O reconhecimento da Educação Infantil como política educacional que visa a garantir o direito da criança ao acesso, à permanência e à aprendizagem na escola, legitima-se com a promulgação de diversas leis – a Constituição Federal de 1988; Estatuto da Criança e do Adolescente (ECA), em 1990; a Lei de Diretrizes e Bases da Educação Nacional (Lei nº 9394/96); e as Resoluções CNE-CEB nº 01/99 e CNE nº 05/2009, que instituíram as Diretrizes Curriculares Nacionais para a Educação Infantil. APPIA. Infância - ações, mediações, estimulações e atividades para a infância. Prefeitura de Belo Horizonte, 2022. Os movimentos pela Educação Infantil no Brasil, que precederam a Constituição Federal de 1988, buscavam conquistar os aspectos listados a seguir, à exceção de um. Assinale-o.
- A)A criação de um espaço de segurança, cuidado e saúde, onde mães trabalhadoras pudessem deixar seus filhos.

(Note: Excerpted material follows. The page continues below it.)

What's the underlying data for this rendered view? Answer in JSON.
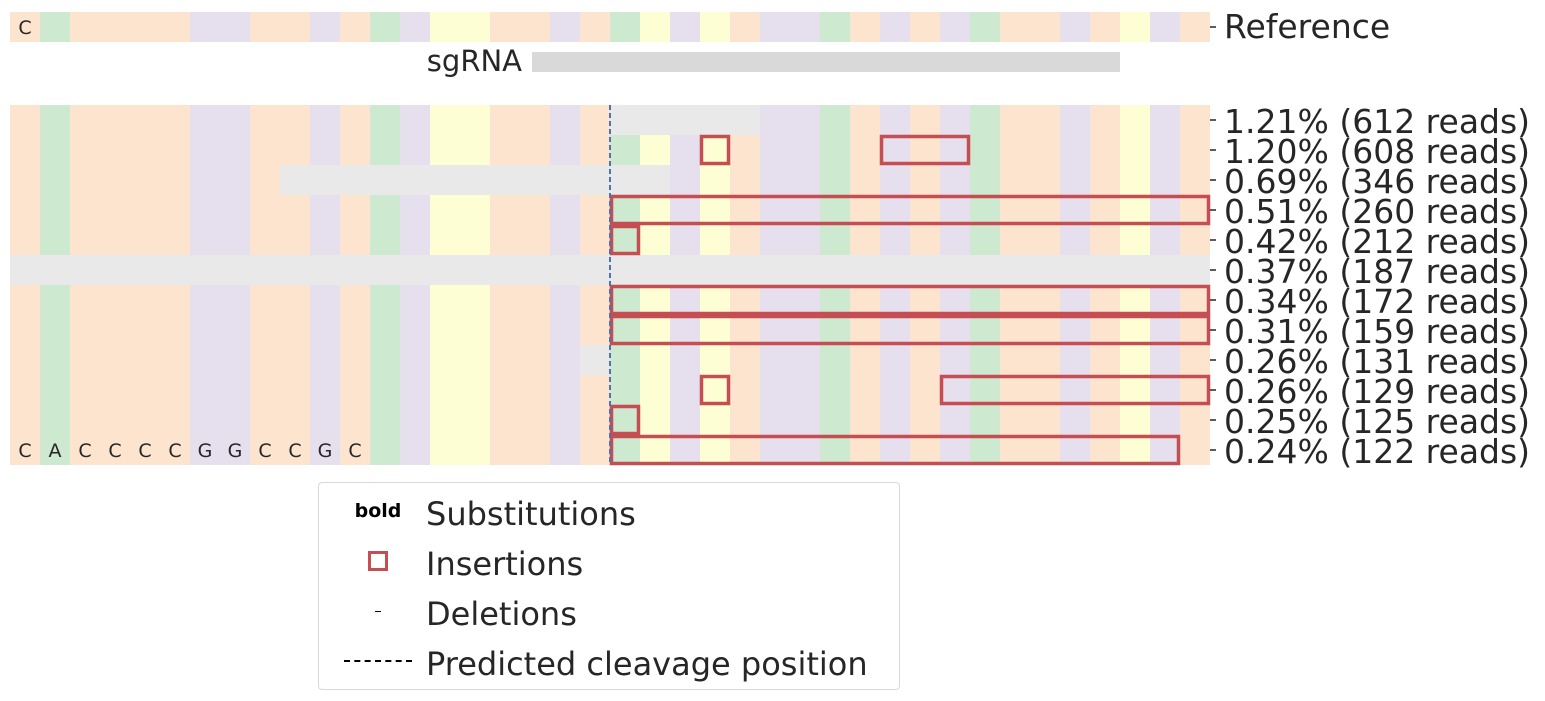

Correta, porque um dos sentidos históricos da creche era oferecer proteção, cuidado e segurança para filhos de mães trabalhadoras.
- B)O compromisso com a educação nas instituições destinadas às crianças provindas de famílias de baixa renda.
Correta, pois a expansão da Educação Infantil também atendeu, historicamente, crianças de famílias de baixa renda em instituições com função educativa.
- C)O reconhecimento da escola de primeira infância com função sociopolítica e pedagógica.
Correta, já que o movimento passou a defender a escola de primeira infância não só como assistência, mas como espaço com função pedagógica e social.
- D)A reversão do grande índice de mortalidade infantil de crianças sem atendimento assistencial.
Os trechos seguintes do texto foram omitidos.